Most challenging things: Signs and symptoms of BPD may include significant fear of real or imagined abandonment; intense and unstable relationships that vacillate between extreme idealization and devaluation; markedly and persistently unstable self-image; significant and potentially self-damaging impulsivity (spending, sex, binge eating, gambling, substance abuse, and reckless driving); repeated suicidal behavior, gestures, or threats; self-mutilation (carving, burning, cutting, branding, picking and pulling at skin and hair, biting, and excessive tattooing and body piercing); persistent feelings of emptiness; inappropriate anger or trouble controlling anger; and temporary, stress-related disconnection from reality and paranoia.
Help your borderline child with each of these aspects!
- Chronic fear of abandonment which results in a constant search for companionship, no matter how unsatisfying.
- Clinging and distancing: Disruptive relationships due to the person’s alternating clinging and distancing behaviors. When clinging, they may exhibit dependent, helpless, childlike behaviors. They can over idealize the person they want to spend their time with, constantly seeking that person out for reassurance. When they cannot be with their chosen person, they exhibit acting-out behaviors, such as temper tantrums and self-mutilation. They distance themselves by being hostile and insulting, usually arising from discomfort with closeness.
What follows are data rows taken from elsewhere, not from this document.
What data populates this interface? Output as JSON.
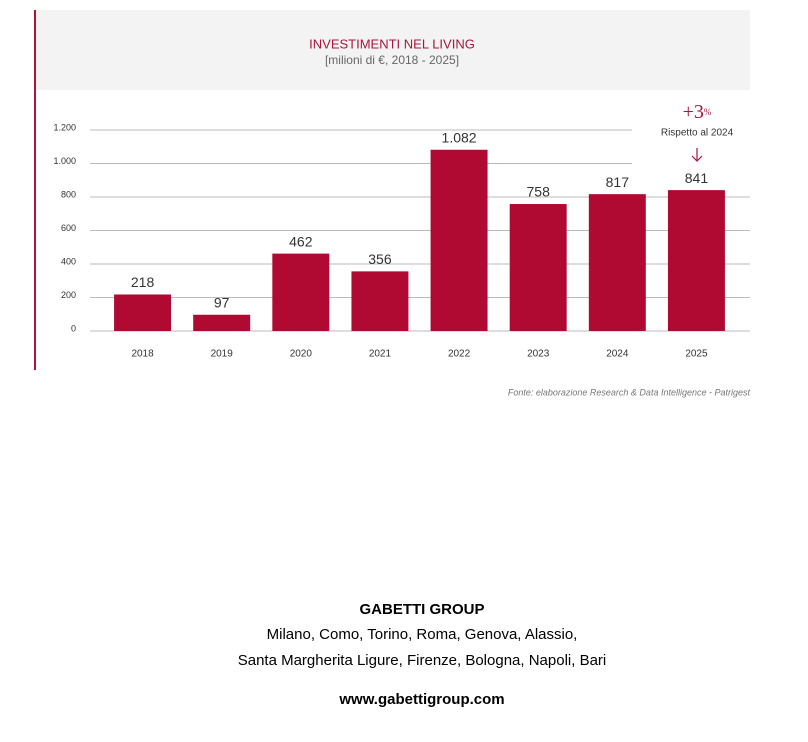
{
  "chart_data": {
    "type": "bar",
    "title": "INVESTIMENTI NEL LIVING",
    "subtitle": "[milioni di €, 2018 - 2025]",
    "categories": [
      "2018",
      "2019",
      "2020",
      "2021",
      "2022",
      "2023",
      "2024",
      "2025"
    ],
    "values": [
      218,
      97,
      462,
      356,
      1082,
      758,
      817,
      841
    ],
    "value_labels": [
      "218",
      "97",
      "462",
      "356",
      "1.082",
      "758",
      "817",
      "841"
    ],
    "color": "#b00a32",
    "ylim": [
      0,
      1200
    ],
    "yticks": [
      0,
      200,
      400,
      600,
      800,
      {
        "value": 1000,
        "label": "1.000"
      },
      {
        "value": 1200,
        "label": "1.200"
      }
    ],
    "grid": true,
    "annotation": {
      "change": "+3",
      "unit": "%",
      "note": "Rispetto al 2024"
    },
    "source": "Fonte: elaborazione Research & Data Intelligence - Patrigest"
  },
  "footer": {
    "company": "GABETTI GROUP",
    "offices_line1": "Milano, Como, Torino, Roma, Genova, Alassio,",
    "offices_line2": "Santa Margherita Ligure, Firenze, Bologna, Napoli, Bari",
    "website": "www.gabettigroup.com"
  }
}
- Splitting: Splitting arises from the person’s inability feel people are safe, and is the primary defense mechanism in BPD. They view all people, including themselves, as either all good or all bad.
- Manipulation: Separation fears are so intense that people become masters of manipulation. They will do just about anything to achieve relief from their separation anxiety, but their most common ploy is to play one individual against another.
- Self-destructive behaviors: Threats are most often manipulative, but some acts can prove fatal. Cutting is very common. Suicide attempts are common yet often happen in relatively safe scenarios, such as swallowing pills at home while reporting the deed to another person. Another behavior is to set up a scenario where they are victim so as to get attention and love.
- Impulsivity: Extremely rapid shifts in mood can lead to substance abuse, binge eating, reckless driving, sexual promiscuity, and excessive spending or gambling. These are similar symptoms of bipolar mania, but BPD behaviors happen for different reasons, usually in response to real or imagined abandonment.
You really can turn your borderline child’s future around.